Петручиха удивленно взглянула на нее. Красный отблеск огня играл на ее худощавом, темном лице.

— Что вы это говорите, барышня? Для мужика никакого закона нет, никакого. На то он мужик.

В сенях зашуршало. Петручиха открыла дверь. Маленькая Авдотья с трудом перебралась через порог, высоко поднимая искривленные рахитом ножки. Из-под копны каштановых волос на Ядвигу недоверчиво глянули прелестные глаза, полуприкрытые длинными загнутыми ресницами.

— Чего тебе, внученька?

— Есть, бабка.

— Уже? А не подождешь дядю, мамку?

— Есть…

— Ну что ж, поешь. Сейчас дам.

Она положила в маленькую мисочку несколько картофелин, посолила крупной, темной солью, полила мутной, зеленоватой водой, в которой варилась картошка.

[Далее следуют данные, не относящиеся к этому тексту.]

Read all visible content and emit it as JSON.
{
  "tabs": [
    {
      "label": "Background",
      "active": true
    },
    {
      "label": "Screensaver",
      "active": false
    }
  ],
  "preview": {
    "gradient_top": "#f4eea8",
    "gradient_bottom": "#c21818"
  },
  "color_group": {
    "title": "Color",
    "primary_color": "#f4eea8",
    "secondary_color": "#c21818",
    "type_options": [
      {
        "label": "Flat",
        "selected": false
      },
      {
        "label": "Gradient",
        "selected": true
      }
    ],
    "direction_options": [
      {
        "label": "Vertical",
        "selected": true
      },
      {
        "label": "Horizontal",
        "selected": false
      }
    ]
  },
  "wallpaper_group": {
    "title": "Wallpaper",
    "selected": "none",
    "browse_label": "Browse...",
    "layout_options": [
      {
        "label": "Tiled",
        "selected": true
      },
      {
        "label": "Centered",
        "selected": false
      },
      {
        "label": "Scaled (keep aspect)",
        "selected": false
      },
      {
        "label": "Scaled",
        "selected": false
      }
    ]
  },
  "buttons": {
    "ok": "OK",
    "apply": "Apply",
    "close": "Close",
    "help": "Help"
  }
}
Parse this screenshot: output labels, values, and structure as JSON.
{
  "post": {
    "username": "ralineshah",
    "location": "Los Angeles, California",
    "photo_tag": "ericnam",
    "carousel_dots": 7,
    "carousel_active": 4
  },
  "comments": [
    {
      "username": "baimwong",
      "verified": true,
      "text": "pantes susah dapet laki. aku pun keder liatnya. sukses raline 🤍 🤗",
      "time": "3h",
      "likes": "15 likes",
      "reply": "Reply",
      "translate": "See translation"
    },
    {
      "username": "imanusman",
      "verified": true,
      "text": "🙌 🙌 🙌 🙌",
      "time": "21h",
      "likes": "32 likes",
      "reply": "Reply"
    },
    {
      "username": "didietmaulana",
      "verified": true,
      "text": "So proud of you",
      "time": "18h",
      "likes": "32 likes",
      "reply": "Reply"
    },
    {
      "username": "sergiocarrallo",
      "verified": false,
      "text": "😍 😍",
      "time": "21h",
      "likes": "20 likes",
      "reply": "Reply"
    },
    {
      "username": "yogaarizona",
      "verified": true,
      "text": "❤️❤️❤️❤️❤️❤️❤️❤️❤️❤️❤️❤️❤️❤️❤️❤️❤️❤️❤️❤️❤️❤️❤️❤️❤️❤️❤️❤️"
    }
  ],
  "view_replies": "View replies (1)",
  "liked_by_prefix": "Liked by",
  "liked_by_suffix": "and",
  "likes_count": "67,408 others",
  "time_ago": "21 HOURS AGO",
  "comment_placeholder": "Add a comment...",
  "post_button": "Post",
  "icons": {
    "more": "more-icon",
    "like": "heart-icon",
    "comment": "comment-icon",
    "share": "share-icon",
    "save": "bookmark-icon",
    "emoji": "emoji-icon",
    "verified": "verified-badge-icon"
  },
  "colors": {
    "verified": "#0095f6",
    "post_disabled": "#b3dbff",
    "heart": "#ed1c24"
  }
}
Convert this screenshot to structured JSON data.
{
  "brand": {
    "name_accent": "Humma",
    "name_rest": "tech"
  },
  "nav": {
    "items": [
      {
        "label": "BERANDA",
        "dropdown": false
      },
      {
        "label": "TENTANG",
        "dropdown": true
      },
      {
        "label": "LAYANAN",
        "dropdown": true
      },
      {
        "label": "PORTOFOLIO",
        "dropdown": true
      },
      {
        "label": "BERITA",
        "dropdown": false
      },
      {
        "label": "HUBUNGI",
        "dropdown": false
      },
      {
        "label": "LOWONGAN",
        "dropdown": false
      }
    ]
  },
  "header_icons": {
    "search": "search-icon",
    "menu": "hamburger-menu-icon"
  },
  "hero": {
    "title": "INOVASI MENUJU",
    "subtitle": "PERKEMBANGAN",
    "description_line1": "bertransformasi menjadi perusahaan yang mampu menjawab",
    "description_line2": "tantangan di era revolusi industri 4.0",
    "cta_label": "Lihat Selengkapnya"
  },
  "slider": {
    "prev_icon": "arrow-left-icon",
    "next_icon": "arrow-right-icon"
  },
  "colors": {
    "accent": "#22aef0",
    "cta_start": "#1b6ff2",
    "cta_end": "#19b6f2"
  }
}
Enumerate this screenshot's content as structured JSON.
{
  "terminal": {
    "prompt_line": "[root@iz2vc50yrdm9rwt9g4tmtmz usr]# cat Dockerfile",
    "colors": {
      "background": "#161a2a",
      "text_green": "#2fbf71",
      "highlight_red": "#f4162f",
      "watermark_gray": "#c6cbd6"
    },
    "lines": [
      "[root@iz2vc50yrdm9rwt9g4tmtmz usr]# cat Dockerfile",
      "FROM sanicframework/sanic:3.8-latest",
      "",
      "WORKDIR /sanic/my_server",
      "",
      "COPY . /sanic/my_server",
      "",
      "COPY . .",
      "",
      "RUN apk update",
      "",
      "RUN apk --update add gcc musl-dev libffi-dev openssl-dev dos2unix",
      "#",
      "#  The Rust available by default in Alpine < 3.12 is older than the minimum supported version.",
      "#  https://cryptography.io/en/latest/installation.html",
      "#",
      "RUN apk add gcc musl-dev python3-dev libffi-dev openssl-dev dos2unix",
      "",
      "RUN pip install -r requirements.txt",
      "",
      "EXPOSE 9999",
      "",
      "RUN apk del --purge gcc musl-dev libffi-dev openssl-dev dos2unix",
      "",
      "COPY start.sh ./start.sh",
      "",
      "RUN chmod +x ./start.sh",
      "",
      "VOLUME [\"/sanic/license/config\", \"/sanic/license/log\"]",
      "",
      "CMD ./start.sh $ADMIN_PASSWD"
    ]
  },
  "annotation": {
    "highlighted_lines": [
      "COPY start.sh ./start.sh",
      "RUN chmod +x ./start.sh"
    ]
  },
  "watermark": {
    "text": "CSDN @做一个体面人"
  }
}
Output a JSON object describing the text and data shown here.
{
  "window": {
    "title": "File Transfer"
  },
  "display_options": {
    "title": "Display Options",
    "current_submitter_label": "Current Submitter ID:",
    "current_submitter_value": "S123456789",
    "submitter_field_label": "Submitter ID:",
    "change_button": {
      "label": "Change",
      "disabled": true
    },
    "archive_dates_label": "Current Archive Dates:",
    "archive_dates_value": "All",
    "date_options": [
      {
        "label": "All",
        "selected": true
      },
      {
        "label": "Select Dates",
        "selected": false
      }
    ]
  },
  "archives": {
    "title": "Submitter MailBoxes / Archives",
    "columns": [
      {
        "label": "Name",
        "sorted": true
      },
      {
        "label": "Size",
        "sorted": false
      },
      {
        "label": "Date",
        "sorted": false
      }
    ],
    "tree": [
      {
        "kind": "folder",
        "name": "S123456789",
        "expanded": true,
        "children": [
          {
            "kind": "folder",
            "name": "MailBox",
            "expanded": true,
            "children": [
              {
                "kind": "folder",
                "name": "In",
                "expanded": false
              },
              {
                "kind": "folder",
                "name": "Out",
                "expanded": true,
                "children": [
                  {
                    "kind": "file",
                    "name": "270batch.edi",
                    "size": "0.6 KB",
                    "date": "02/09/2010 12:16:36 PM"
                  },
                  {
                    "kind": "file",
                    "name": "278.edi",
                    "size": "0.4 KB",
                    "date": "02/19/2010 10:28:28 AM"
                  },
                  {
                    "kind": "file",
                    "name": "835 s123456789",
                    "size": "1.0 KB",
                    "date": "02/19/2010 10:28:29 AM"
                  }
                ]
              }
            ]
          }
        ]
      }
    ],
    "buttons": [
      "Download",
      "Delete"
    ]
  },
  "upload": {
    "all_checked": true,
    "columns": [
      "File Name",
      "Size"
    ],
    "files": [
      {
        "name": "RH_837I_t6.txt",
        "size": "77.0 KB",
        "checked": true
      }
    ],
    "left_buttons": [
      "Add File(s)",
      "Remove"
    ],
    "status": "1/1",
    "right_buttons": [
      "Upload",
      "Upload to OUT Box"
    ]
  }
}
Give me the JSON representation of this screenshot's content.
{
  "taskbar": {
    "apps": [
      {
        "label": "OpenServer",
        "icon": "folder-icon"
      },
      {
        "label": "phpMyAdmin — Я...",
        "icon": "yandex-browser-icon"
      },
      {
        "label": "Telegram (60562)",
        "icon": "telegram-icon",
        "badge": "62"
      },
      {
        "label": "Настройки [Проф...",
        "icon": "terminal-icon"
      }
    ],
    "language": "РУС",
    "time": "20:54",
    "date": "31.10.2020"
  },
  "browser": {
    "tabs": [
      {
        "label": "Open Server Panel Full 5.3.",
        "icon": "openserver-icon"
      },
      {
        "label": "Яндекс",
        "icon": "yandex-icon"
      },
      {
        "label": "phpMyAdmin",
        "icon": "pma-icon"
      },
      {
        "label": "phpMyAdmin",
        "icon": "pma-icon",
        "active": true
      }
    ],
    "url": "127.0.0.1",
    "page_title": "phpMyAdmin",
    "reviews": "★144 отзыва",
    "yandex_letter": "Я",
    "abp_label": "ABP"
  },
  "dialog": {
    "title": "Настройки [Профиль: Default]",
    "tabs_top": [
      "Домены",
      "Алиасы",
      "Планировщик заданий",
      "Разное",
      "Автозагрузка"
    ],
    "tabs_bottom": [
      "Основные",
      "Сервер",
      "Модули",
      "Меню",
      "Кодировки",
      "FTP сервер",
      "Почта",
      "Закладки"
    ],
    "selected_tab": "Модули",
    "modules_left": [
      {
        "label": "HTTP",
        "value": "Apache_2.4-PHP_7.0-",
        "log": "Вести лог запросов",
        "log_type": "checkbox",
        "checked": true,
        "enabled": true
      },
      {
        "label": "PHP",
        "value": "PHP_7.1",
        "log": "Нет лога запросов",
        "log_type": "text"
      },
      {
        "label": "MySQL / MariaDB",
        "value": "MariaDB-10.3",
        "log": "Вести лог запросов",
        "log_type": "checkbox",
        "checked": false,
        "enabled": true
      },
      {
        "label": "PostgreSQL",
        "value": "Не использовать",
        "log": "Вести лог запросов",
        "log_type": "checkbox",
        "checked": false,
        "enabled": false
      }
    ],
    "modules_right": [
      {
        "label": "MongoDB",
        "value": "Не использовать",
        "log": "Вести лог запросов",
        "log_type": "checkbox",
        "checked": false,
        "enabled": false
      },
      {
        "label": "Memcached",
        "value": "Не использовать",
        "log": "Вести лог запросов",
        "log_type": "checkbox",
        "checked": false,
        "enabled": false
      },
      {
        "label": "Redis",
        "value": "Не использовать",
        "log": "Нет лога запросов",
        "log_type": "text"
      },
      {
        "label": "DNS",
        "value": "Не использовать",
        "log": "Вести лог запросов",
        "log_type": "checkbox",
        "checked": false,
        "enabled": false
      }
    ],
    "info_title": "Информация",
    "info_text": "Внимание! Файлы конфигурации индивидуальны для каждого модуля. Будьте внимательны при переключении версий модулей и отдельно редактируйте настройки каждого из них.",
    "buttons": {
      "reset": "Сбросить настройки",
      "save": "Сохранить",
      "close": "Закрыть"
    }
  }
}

— Ну, ешь, ешь на здоровье.

Девочка, с миской на коленях, присела на пороге и, не спуская глаз с Ядвиги, жадно принялась за еду. Ровные тонкие бровки прятались под прядями спутанных волос, маленькие губки смешно вытягивались, хватая чересчур горячую картошку. Ядвига почувствовала, как в ней сердце дрогнуло от восхищенья. Но в то же мгновение заметила выглядывающие из-под короткой рубашонки кривые тонкие ножки кренделем.

Она вышла, преследуемая взглядом прелестных глаз цвета пролески, расцветающей ранней весной в лесных мхах.